Finally, Agreement is Near
Kenneth R. Ken Plum
The House of Delegates and the Senate have reached agreement on the revenue side of the budget, the most vexing part of the budget impasse. Much to the astonishment of most everyone, the tax bill that passed raised more revenue than even Governor Warner had proposed. It will raise by some estimates upwards of $1.6 billion.
The impact on individual taxpayers will be gentle except for smokers who will see the current two and a half cents tax increase to 20 cents next year and 30 cents the following year. The sales tax will increase by a half cent, but the sales tax on food will be reduced beginning July 1, 2005. The marriage penalty is eliminated in the income tax, and exemptions increase from $800 to $900. Senior citizens will keep the current income tax subtractions, but those who turn 65 in the future will have their income means-tested to determine the level of subtraction. The tax on the recordation of deeds will increase from 15 to 25 cents per $100 of value.
The positive impact of additional revenue will be much greater than I had predicted last week in this column. The state will come much closer to funding its share of public school costs than it has in many years. The waiting list for mental retardation services will be reduced by nearly half. Public safety officers pay will increase. The big hole in the budget will be the lack of new monies for transportation. The final budget is expected to be adopted later this week.
The moderate coalition that put together a budget with much coaxing and persuading from Governor Mark Warner is particularly amazing when viewed against the ultra-conservative, anti-tax successes in other states. Delegates and Senators from both parties took statesmanlike positions in voting for a reasonable and responsible budget while putting themselves in probable political peril with almost certain stiff challenges in the next election.
I plan to look for ways to hold the coalition together on future issues to ensure that Virginia stays in the mainstream. We need to continue to work together to improve the business climate and economic development of the state and to improve the quality of life for all citizens. Such issues are not Republican or Democratic but rather are in the moderate range on a political spectrum that spans the extremes of political thought.

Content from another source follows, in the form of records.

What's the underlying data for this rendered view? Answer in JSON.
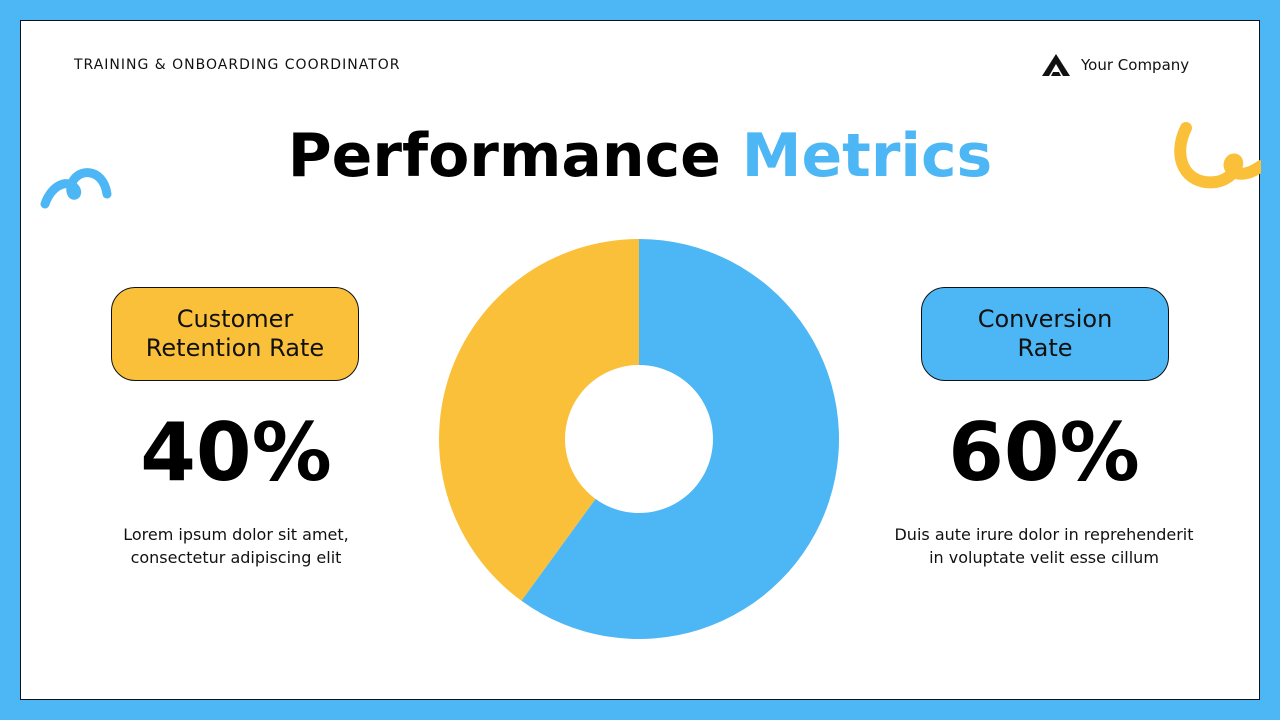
{
  "header": {
    "eyebrow": "TRAINING & ONBOARDING COORDINATOR",
    "company": "Your Company"
  },
  "title": {
    "main": "Performance",
    "accent": "Metrics"
  },
  "left": {
    "label": "Customer Retention Rate",
    "value": "40%",
    "description": "Lorem ipsum dolor sit amet, consectetur adipiscing elit"
  },
  "right": {
    "label": "Conversion Rate",
    "value": "60%",
    "description": "Duis aute irure dolor in reprehenderit in voluptate velit esse cillum"
  },
  "colors": {
    "blue": "#4db6f4",
    "yellow": "#fbc03a"
  },
  "chart_data": {
    "type": "pie",
    "variant": "donut",
    "categories": [
      "Conversion Rate",
      "Customer Retention Rate"
    ],
    "values": [
      60,
      40
    ],
    "colors": [
      "#4db6f4",
      "#fbc03a"
    ]
  }
}
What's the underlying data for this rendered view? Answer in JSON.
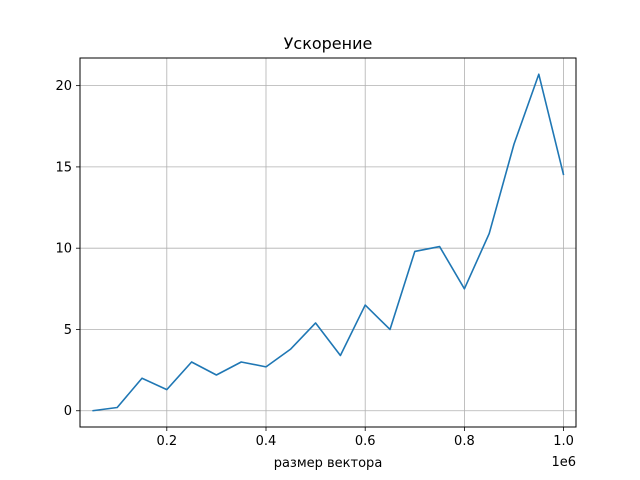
{
  "chart_data": {
    "type": "line",
    "title": "Ускорение",
    "xlabel": "размер вектора",
    "ylabel": "",
    "x_offset_label": "1e6",
    "xlim": [
      0.025,
      1.025
    ],
    "ylim": [
      -1.0,
      21.7
    ],
    "xticks": [
      0.2,
      0.4,
      0.6,
      0.8,
      1.0
    ],
    "xtick_labels": [
      "0.2",
      "0.4",
      "0.6",
      "0.8",
      "1.0"
    ],
    "yticks": [
      0,
      5,
      10,
      15,
      20
    ],
    "ytick_labels": [
      "0",
      "5",
      "10",
      "15",
      "20"
    ],
    "grid": true,
    "series": [
      {
        "color": "#1f77b4",
        "x": [
          0.05,
          0.1,
          0.15,
          0.2,
          0.25,
          0.3,
          0.35,
          0.4,
          0.45,
          0.5,
          0.55,
          0.6,
          0.65,
          0.7,
          0.75,
          0.8,
          0.85,
          0.9,
          0.95,
          1.0
        ],
        "y": [
          0.0,
          0.2,
          2.0,
          1.3,
          3.0,
          2.2,
          3.0,
          2.7,
          3.8,
          5.4,
          3.4,
          6.5,
          5.0,
          9.8,
          10.1,
          7.5,
          10.9,
          16.4,
          20.7,
          14.5
        ]
      }
    ]
  }
}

A change in leadership in the House of Delegates is likely after the next election of members. The coalition could work together to put in place bipartisan or nonpartisan leadership in the House of Delegates to reduce the sharp divisions and partisanship that too often inhibit the House in doing its work effectively.
The pressures of legislative service over the past several months remind me of the dislike that George Mason developed about public life. As quoted in the current issue of the Journal of Colonial Williamsburg, Mason wrote in his Will advising his heirs to prefer the happiness and independence of a private station to the troubles and vexations of public business. Mason made an exception when the necessity of the times should engage them in public affairs. While there have been many frustrations and disappointments over the past several months, I am honored and pleased to be able to work on behalf of my constituents on these critically important public policy issues.